Der Schulhof bietet nicht nur Gelegenheit für allerhand Schabernack, sei es seine Mitschüler zu ärgern oder sich lediglich gut zu unterhalten, sondern auch die Möglichkeit sportlich aktiv zu werden. So gibt es nicht nur das Gummihüpfen als beliebten Mädchen-Zeitvertreib, auch die mit Kreide auf den Boden gepinselten Hüpfkästchen sind eine beliebte Gelegenheit, um gemeinsam die große Pause rum zu kriegen. "EA Playground" für die Wii richtet sich genau an jene Schüler und Spielplatzgänger, die auf ihrem Schulhof gerne mal ein wenig rasanter zur Sache gehen würden, dies aber angesichts der strengen Pausenaufsicht besser lassen. Somit bleibt nur noch der virtuelle Gang, in unserem Fall der Besuch des "EA Playground"-Pausenhofes. Was der Titel bietet und ob er sein Geld wert ist, erfahrt Ihr im folgenden Review.

Menus und die Story....

Sollte ein Freund fragen, ob Ihr wisst, was "EA Playground" eigentlich darstellt, solltet Ihr ihm sagen, es handle sich dabei um eine Minispielsammlung aus sieben verschiedenen, unterhaltsamen Titeln, die in zahlreichen Varianten auf die Spieldisk gebannt wurden. Mehr ist es im Grunde nicht, dennoch ist der Titel dank des stetig ansteigenden Schwierigkeitsgrades und zusätzlichen Unterhaltungsspielchen eine zielgruppenorientierte, nette Angelegenheit. Mehr aber auch nicht! Denn auf Tiefgang, ausgereiftes Gameplay und eine ausgeklügelte Story werdet Ihr nämlich nicht treffen. Dafür auf ein anfängertaugliches Spielprinzip mit guter Eindeutschung und einem Sammelsurium verschiedenster Aufkleber - typisch Schulhof eben!

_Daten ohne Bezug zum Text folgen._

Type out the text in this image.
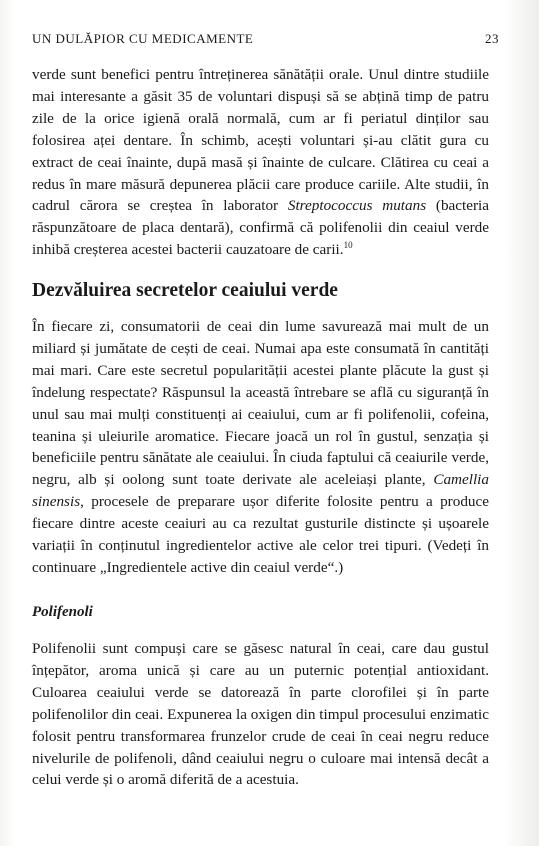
UN DULĂPIOR CU MEDICAMENTE	23

verde sunt benefici pentru întreținerea sănătății orale. Unul dintre studiile mai interesante a găsit 35 de voluntari dispuși să se abțină timp de patru zile de la orice igienă orală normală, cum ar fi periatul dinților sau folosirea aței dentare. În schimb, acești voluntari și-au clătit gura cu extract de ceai înainte, după masă și înainte de culcare. Clătirea cu ceai a redus în mare măsură depunerea plăcii care produce cariile. Alte studii, în cadrul cărora se creștea în laborator Streptococcus mutans (bacteria răspunzătoare de placa dentară), confirmă că polifenolii din ceaiul verde inhibă creșterea acestei bacterii cauzatoare de carii.$^{10}$

Dezvăluirea secretelor ceaiului verde

În fiecare zi, consumatorii de ceai din lume savurează mai mult de un miliard și jumătate de cești de ceai. Numai apa este consumată în cantități mai mari. Care este secretul popularității acestei plante plăcute la gust și îndelung respectate? Răspunsul la această întrebare se află cu siguranță în unul sau mai mulți constituenți ai ceaiului, cum ar fi polifenolii, cofeina, teanina și uleiurile aromatice. Fiecare joacă un rol în gustul, senzația și beneficiile pentru sănătate ale ceaiului. În ciuda faptului că ceaiurile verde, negru, alb și oolong sunt toate derivate ale aceleiași plante, Camellia sinensis, procesele de preparare ușor diferite folosite pentru a produce fiecare dintre aceste ceaiuri au ca rezultat gusturile distincte și ușoarele variații în conținutul ingredientelor active ale celor trei tipuri. (Vedeți în continuare „Ingredientele active din ceaiul verde“.)

Polifenoli

Polifenolii sunt compuși care se găsesc natural în ceai, care dau gustul înțepător, aroma unică și care au un puternic potențial antioxidant. Culoarea ceaiului verde se datorează în parte clorofilei și în parte polifenolilor din ceai. Expunerea la oxigen din timpul procesului enzimatic folosit pentru transformarea frunzelor crude de ceai în ceai negru reduce nivelurile de polifenoli, dând ceaiului negru o culoare mai intensă decât a celui verde și o aromă diferită de a acestuia.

Der Spielplatz Deines Lebens! Ungestört mit seinen Freunden all jene Dinge tun, die man in der Realität kaum umzusetzen weiß. Auf "Electronic Arts" Spielplatz können diese Träume in Erfüllung gehen. Vier Bereiche müssen dazu erforscht, eine Vielzahl geschickter, kindlicher Konkurrenten ausgeschaltet werden. Nicht körperlich, sondern innerhalb ihres Steckenpferdes, was wiederum das jeweilige Spiel widerspiegelt. Auf dem Schulhof, im Sportstadion, dem örtlichen Park und dem Baumhaus gilt es seine Gegenspieler auszuloten und in anfangs sehr simplen Spielchen unterzubuttern. Seid Ihr der sprichwörtliche "King" des Spielplatzes, steht das Match gegen den Stickerkönig an - allein daran kann man feststellen, dass die Zielgruppe eine sehr junge sein muss, nicht anders ist das sehr eigenwillige und recht kindliche Setting zu erklären.

Das Gameplay....

Nachdem Ihr die Wii gestartet und im Hauptmenü von "EA Playground" losgelegt habt, müsst Ihr zunächst das eigene Charakterprofil wählen, sprich, ein Kind aus einer Gruppe obercooler Teens wählen, das im Folgenden den eigenen Spieler repräsentieren soll. Ist der Name ausgesucht, in unserem Fall Klein-Kilian, geht die Reise zum virtuellen Spielplatz schon los. Wie gesagt, es existieren sieben modifizierte Minispiele, deren Anspruch im Laufe des persönlichen Fortschritts wächst. So ist zu Beginn lediglich der Schulhof zugänglich, erst nach und nach öffnet sich Tür und Tor zu den drei weiteren spielerischen Schauplätzen. Und wäre das Spiel kein Titel speziell für die jüngere Gamer-Klientel, wäre das Feature des Stickeralbums - meiner Zeit Kultobjekt und Freizeitbeschäftigung Nummer eins während der Schulpause - nicht integriert worden.

Auf jedem Schauplatz tummeln sich unzählige Kinder, nur wenige sind für Euch allerdings relevant - erkennt Ihr eine Blase über deren Kopf, bedeutet dies, dass es hier etwas zu tun gibt, außerdem, dass es hier Bonussticker für das Album zu gewinnen gibt. Denn das hehre Ziel ist klar und deutlich vor dem virtuellen Auge: der Stickerkönig schlechthin zu werden und den derzeitigen Throninhaber forsch von seinem Platz zu weisen! Nicht nur Aufkleber liegen in Eurem Blickwinkel, auch Murmeln sind wichtige Gegenstände im "hochdramatischen" Kampf um den Spielplatz. Diese könnt Ihr nicht nur innerhalb von den sieben unterhaltsamen Spielchen einholen, sondern auch in der Gegend, frei herumliegend, einsammeln. Mit den Murmeln im Gepäck lassen sich dann wiederum Supersticker kaufen, die Eure Fähigkeiten in spielerischer Hinsicht aufwerten. Megaschuss, Superboost und Poweraufschlag - Begabungen, die ohne Murmeln nicht möglich wären.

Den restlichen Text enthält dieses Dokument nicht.